La semaine suivante, je veux accélerer sur 3K (4'30) oubliant un peu vite que je sors de blessure. Le samedi suivant (17 Juin), nous courons la Broloppet et je me laisse emportée par les autres coureurs et ma confiance retrouvée à Oléron. Je pars beaucoup trop vite (4'30 au K) oubliant là encore que je sors de blessure. Ma cuisse redevient douloureuse après seulement 7-8 km. Je connaitrai une baisse de forme en milieu de parcours avec un retour de sensations à la fin. Je termine avec une douleur à l'ischio comparable à celle que j'avais après le 15K.

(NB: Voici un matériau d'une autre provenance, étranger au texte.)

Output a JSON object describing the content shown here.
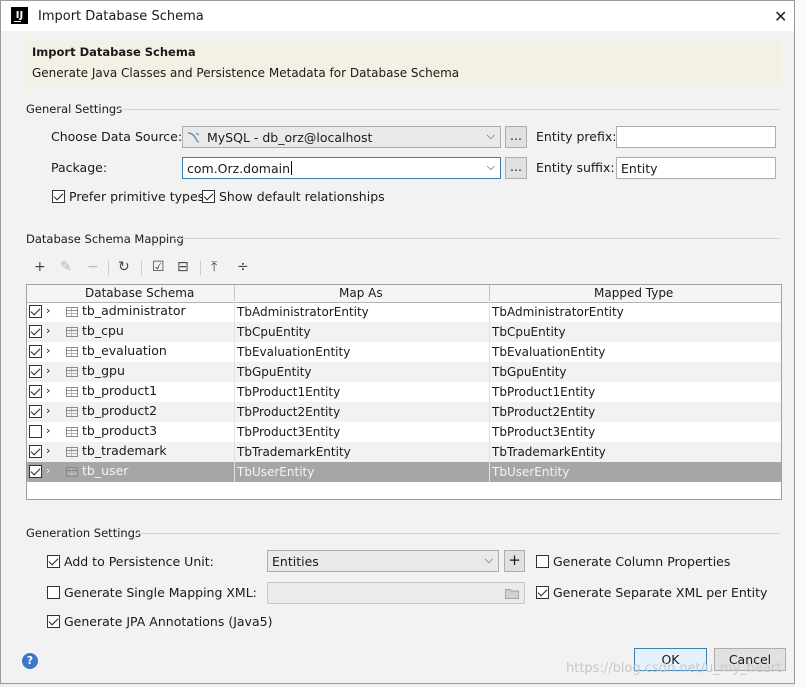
{
  "window": {
    "title": "Import Database Schema",
    "close_glyph": "✕",
    "app_icon_text": "IJ"
  },
  "banner": {
    "heading": "Import Database Schema",
    "description": "Generate Java Classes and Persistence Metadata for Database Schema"
  },
  "general_settings": {
    "title": "General Settings",
    "data_source_label": "Choose Data Source:",
    "data_source_value": "MySQL - db_orz@localhost",
    "browse_label": "...",
    "package_label": "Package:",
    "package_value": "com.Orz.domain",
    "entity_prefix_label": "Entity prefix:",
    "entity_prefix_value": "",
    "entity_suffix_label": "Entity suffix:",
    "entity_suffix_value": "Entity",
    "prefer_primitive_label": "Prefer primitive types",
    "prefer_primitive_checked": true,
    "show_relationships_label": "Show default relationships",
    "show_relationships_checked": true
  },
  "mapping": {
    "title": "Database Schema Mapping",
    "toolbar": [
      "add-icon",
      "edit-icon",
      "remove-icon",
      "refresh-icon",
      "check-all-icon",
      "uncheck-all-icon",
      "expand-all-icon",
      "collapse-all-icon"
    ],
    "columns": [
      "Database Schema",
      "Map As",
      "Mapped Type"
    ],
    "rows": [
      {
        "checked": true,
        "schema": "tb_administrator",
        "map_as": "TbAdministratorEntity",
        "mapped_type": "TbAdministratorEntity"
      },
      {
        "checked": true,
        "schema": "tb_cpu",
        "map_as": "TbCpuEntity",
        "mapped_type": "TbCpuEntity"
      },
      {
        "checked": true,
        "schema": "tb_evaluation",
        "map_as": "TbEvaluationEntity",
        "mapped_type": "TbEvaluationEntity"
      },
      {
        "checked": true,
        "schema": "tb_gpu",
        "map_as": "TbGpuEntity",
        "mapped_type": "TbGpuEntity"
      },
      {
        "checked": true,
        "schema": "tb_product1",
        "map_as": "TbProduct1Entity",
        "mapped_type": "TbProduct1Entity"
      },
      {
        "checked": true,
        "schema": "tb_product2",
        "map_as": "TbProduct2Entity",
        "mapped_type": "TbProduct2Entity"
      },
      {
        "checked": false,
        "schema": "tb_product3",
        "map_as": "TbProduct3Entity",
        "mapped_type": "TbProduct3Entity"
      },
      {
        "checked": true,
        "schema": "tb_trademark",
        "map_as": "TbTrademarkEntity",
        "mapped_type": "TbTrademarkEntity"
      },
      {
        "checked": true,
        "schema": "tb_user",
        "map_as": "TbUserEntity",
        "mapped_type": "TbUserEntity",
        "selected": true
      }
    ]
  },
  "generation_settings": {
    "title": "Generation Settings",
    "add_persistence_label": "Add to Persistence Unit:",
    "add_persistence_checked": true,
    "persistence_unit_value": "Entities",
    "add_unit_glyph": "+",
    "gen_column_props_label": "Generate Column Properties",
    "gen_column_props_checked": false,
    "gen_single_xml_label": "Generate Single Mapping XML:",
    "gen_single_xml_checked": false,
    "gen_separate_xml_label": "Generate Separate XML per Entity",
    "gen_separate_xml_checked": true,
    "gen_jpa_label": "Generate JPA Annotations (Java5)",
    "gen_jpa_checked": true
  },
  "footer": {
    "help_glyph": "?",
    "ok_label": "OK",
    "cancel_label": "Cancel"
  },
  "watermark": "https://blog.csdn.net/u_my_heart",
  "colors": {
    "banner_bg": "#f3f1e3",
    "selection_bg": "#a6a6a6",
    "focus_border": "#3c7fb1",
    "help_blue": "#3c78c8"
  }
}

Depuis j'ai mal partout (dos, ischio, genou, hanche) et je doute. Alors, c'est le moment de faire un petit bilan et de poser les choses noir sur blanc. C'est un exercice difficile parce que je n'arrive pas à regarder les choses en face. Pourtant, concrètement, il y a des éléments simples à identifier.

Par exemple, j'ai toujours peur de ne pas en faire assez, de ne pas tirer assez dessus. Résultat je me blesse. Et comme je n'ai aucune mémoire de mes expériences passées (je note pourtant tout sur mon carnet d'entraînement, il suffirait que je le relise OBJECTIVEMENT de temps en temps !!), quand je reprends, c'est trop vite et trop fort.

Par ailleurs, j'ai un gros problème avec la vitesse et la performance et je n'ai visiblement pas encore compris que pour progresser, il vous avant tout pouvoir s'entraîner, et donc ne pas se blesser !! (tête de bourrique =_=).

Ensuite, je dois admettre qu'il ne sert à rien de se comparer aux autres. La seule chose qui compte, c'est ma pratique, mes motivations, mes sensations, mon plaisir.

Et puis, il serait bon que j'apprenne la patience et que j'intègre la notion de temps (durée) et de contexte (reprise après blessure, fatigue, météo ou terrain dicfficile).

Enfin peut-être un dernier point, mon enthousiasme me joue parfois des tours -_^. J'ai tellement envie de courir, et surtout de courir vite, que parfois je me laisse griser par mes sensations et je ne sais pas garder un peu de réserve.

Pour me donner un coup de pouce, Kristof m'a aidée à prendre quelques mesures concrètes. Comme toutes mes blessures sont survenues lors d'une compétition, j'ai annulé toutes les courses qui sont au programme de cette année. Et comme en plus je suis à court d'entraînement, nous avons ajourné notre périple vélo et CàP prévu aux PB cet été (ce n'est pas grave, prendre des vacances aux PB, on peut vraiment le faire à n'importe quel moment -_^ ). Quant à la Corsica Coast Race, nous l'avons rangée dans un tiroir en attendant un moment plus propice, mais là encore, nous ne l'oublions pas !

Et puis, j'ai accepté l'idéee que je ne dois viser aucun chrono avant 5 ans de pratique. C'est plutôt cool, ça me laisse pas mal de temps pour m'amuser et apprendre à me connaître.

En conclusion, comme ce n'est pas a priori la volonté qui me manque, il faut juste que je la canalise de manière positive et tout ira mieux ^_^.